Why Kokoro-82M instead of a cloud TTS API? Cloud APIs are fast and easy to integrate but they require API keys, send your text to a third-party server, and cost money at scale. Kokoro-82M is small enough to ship in Docker and produces output that is genuinely good — not the robotic quality you get from older local models. The ~92MB download happens once and is cached.

Why store content as typed sections instead of raw HTML? Raw HTML is fragile to render and hard to align TTS to. Splitting content into typed sections (paragraph, heading, code, etc.) gives the frontend a clean data model to render and lets the TTS pipeline operate on discrete text units, which is exactly what’s needed for sentence-level playback alignment.

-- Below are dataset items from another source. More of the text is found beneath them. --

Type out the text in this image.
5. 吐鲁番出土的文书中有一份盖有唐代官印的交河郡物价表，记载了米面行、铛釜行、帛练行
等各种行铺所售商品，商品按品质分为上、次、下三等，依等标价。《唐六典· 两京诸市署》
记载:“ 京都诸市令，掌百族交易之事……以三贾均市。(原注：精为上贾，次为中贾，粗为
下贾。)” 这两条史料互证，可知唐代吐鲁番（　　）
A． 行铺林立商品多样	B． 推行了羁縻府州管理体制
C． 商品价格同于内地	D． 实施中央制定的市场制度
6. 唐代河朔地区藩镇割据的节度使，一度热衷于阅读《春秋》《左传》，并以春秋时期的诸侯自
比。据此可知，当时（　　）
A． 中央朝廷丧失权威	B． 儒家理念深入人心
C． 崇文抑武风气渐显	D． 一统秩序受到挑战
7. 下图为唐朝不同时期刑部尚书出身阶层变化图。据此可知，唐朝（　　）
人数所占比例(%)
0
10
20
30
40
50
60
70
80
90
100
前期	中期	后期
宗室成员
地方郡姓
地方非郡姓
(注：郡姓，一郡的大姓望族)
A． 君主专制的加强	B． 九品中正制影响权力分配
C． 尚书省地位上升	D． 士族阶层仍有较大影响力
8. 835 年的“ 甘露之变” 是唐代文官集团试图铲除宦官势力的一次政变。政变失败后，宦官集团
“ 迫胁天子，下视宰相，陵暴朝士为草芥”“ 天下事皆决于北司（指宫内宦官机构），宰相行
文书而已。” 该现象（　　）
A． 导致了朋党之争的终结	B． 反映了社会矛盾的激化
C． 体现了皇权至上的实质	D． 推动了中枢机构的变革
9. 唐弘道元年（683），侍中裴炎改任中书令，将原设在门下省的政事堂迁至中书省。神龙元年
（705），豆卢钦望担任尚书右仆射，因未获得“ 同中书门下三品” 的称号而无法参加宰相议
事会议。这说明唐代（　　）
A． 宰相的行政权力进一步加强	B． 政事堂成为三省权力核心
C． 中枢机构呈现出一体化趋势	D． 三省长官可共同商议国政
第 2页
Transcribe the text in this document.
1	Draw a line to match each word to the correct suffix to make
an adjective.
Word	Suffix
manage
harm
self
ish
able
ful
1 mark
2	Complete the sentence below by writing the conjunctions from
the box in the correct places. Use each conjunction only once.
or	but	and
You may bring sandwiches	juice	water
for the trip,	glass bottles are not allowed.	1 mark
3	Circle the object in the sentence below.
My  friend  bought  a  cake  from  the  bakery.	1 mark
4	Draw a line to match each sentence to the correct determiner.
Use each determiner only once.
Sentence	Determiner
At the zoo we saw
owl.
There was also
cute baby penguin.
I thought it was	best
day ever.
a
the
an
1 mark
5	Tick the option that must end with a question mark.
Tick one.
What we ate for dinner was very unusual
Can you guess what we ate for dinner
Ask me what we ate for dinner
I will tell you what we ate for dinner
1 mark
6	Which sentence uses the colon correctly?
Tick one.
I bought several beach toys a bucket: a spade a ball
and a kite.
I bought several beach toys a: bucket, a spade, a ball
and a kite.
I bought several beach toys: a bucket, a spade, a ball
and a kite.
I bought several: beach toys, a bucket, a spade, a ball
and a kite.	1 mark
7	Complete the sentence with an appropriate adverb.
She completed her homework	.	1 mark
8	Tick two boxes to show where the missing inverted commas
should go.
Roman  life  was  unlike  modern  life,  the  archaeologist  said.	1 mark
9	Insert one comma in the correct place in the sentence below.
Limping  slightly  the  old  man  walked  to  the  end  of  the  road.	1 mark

Why Docker Compose with three services? PostgreSQL and the TTS service have different resource profiles and lifecycle needs from the Next.js app. Separating them makes it straightforward to scale or replace any one piece — and the single docker compose up command keeps the local setup to one line.

Why JSDOM + Readability instead of a scraping API? Scraping APIs add latency, cost, and a network dependency. Running Readability locally is faster, keeps all content on-device, and means the app works on any URL without rate limits or third-party outages.

Outcome

A fully local read-it-later app that works offline once the model is downloaded. Articles are saved, readable, and listenable without any external dependency after the initial setup.

The project reinforced something I keep finding true: the hardest part of local-first software is packaging, not the algorithms. Kokoro-82M has been available for a while. The work was in wiring it into a Docker service, handling the ONNX runtime, and making the sentence alignment feel natural in the UI.